The beliefs of Ray, his allies, and followers are worrisome and, in some isolated cases, dangerous to abortion providers, but they are not representative of our nation, for the majority (and that includes men and women) believe that choice is a woman’s right that should be protected.

Enter the Republican party …

The pro-life movement has for over 30 years been the backbone of the Republican Party. It is an absolute that any candidate from that party who wants to run for President of the United States must be pro-life. The pro-life groups have flexed their muscle whether it be financial in backing politicians running for office at all levels of government or picketing abortion clinics with the intent of stopping women from using their services. Our history is checkered with the killing of abortion doctors, the bombing of abortion clinics, and all the while the perpetrators claim they are carrying out God’s will. And all of this despite the Supreme Court ruling in Roe v. Wade in 1973.

With the election of President Obama in 2008, Republican strategy has been to run candidates promising jobs and working to restore a depressed economy — only once they are elected, they ignore these pragmatic policies and work to pass some of the most onerous legislation against women’s rights to have a legal abortion. Republican governors and state legislators (a considerable amount of whom are Tea Party followers) have passed laws closing abortion clinics and requiring women to undergo unnecessary procedures like vaginal ultrasounds, and have used doctors as a tool to describe fetuses to their patients against the patients’ wishes and robbing their personal dignity. In some states even access to birth control, an issue thought to be decided long ago, has been put back on the table of political opportunism.

From the time of Ronald Reagan abortion has been a wedge issue that Republicans have employed to garner votes and portray the left as anti-life. They have homesteaded the mythical high ground of this issue and opened a revenue stream for their party and their candidates. But what they have also done is polarize a nation and given anti-abortion extremists cover, some of whom have gone on to commit violence and murder in the ironic paradigm of being pro-life.

Conservatives have created an oasis for the hypocrisy that a pro-life philosophy be reserved only for the unborn while simply choosing to ignore the suffering of the babies and children who are already here. From cutting food stamps or lunch programs to neglecting the necessities that all children need to succeed in life, such as health care, proper housing, and a good education, the right wing’s behavior is akin to a child who wants a puppy desperately but has no thought for taking care of it once it’s born.

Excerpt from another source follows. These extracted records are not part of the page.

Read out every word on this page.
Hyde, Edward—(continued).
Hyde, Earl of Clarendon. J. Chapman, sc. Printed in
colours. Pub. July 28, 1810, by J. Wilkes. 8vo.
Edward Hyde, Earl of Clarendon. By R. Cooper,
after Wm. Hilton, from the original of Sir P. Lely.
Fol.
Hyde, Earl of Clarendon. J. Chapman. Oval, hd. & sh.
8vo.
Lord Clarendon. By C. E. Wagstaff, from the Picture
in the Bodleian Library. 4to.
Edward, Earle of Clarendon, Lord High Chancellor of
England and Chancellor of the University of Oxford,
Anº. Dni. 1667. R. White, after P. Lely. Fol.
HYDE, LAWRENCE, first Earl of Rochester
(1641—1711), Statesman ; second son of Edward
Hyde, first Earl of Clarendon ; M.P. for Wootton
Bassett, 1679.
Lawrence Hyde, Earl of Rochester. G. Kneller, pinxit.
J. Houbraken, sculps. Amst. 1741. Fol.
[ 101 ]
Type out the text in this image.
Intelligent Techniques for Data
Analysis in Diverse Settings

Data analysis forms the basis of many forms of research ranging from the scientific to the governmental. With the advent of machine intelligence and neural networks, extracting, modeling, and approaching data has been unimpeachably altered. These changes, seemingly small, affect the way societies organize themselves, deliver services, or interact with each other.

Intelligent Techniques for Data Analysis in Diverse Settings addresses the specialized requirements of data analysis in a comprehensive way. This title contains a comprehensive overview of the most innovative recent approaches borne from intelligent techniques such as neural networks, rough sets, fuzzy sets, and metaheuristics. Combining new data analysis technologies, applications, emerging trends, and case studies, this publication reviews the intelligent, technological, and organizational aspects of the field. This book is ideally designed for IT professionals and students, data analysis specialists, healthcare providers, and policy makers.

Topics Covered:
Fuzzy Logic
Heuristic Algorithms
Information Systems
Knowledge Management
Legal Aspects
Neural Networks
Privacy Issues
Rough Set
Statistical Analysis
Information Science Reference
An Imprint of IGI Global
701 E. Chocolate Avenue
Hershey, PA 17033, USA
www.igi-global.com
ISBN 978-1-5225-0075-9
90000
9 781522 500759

When President Obama prepared to give his State of the Union address in January, the annual oratory on how we should go forward to solve the crucial problems of our time, including extending unemployment benefits to 1.6 million people who must battle each day to put food on their family’s table, House Republicans found only one issue of true importance. They passed a sweeping anti-abortion bill, HR 7, that the mercurial Senator Steve King from Iowa later exclaimed was necessary to prevent federal dollars from being used to fund abortion. This statement flies in the face of the reality that the Hyde Amendment, passed some 30 years ago, already accomplishes this task. Trying to pass redundant and gratuitous legislation, when many of the very children already brought into this world are without nutrition, only underlines the fanaticism the pro-life stance has brought to the party of Lincoln.

In a world where the term obscenity is often defined in the narrow context of explicit sex, the justification of forcing women to have babies they cannot provide for has an obscene nature far more profound. Anglers like Steve Ray and Steve King throw their lines in the waters of mendacious and self-righteous propaganda in their attempt to catch the next ambiguous phrase or image to convince the uninformed.

This has ultimately led one of the two major parties in our political landscape to keep one eye on the till as they continue to collect financial support for supporting a stunted definition of pro-life while turning a blind eye to the cognitive dissonance the anti-abortion movement has really become.

Jeffrey R. Moualim lives in Santa Ynez. He is treasurer of the Committee of Ten Thousand, a national grassroots advocacy organization for people with hemophilia, HIV, and HCV, based in Washington, D.C., and Santa Barbara.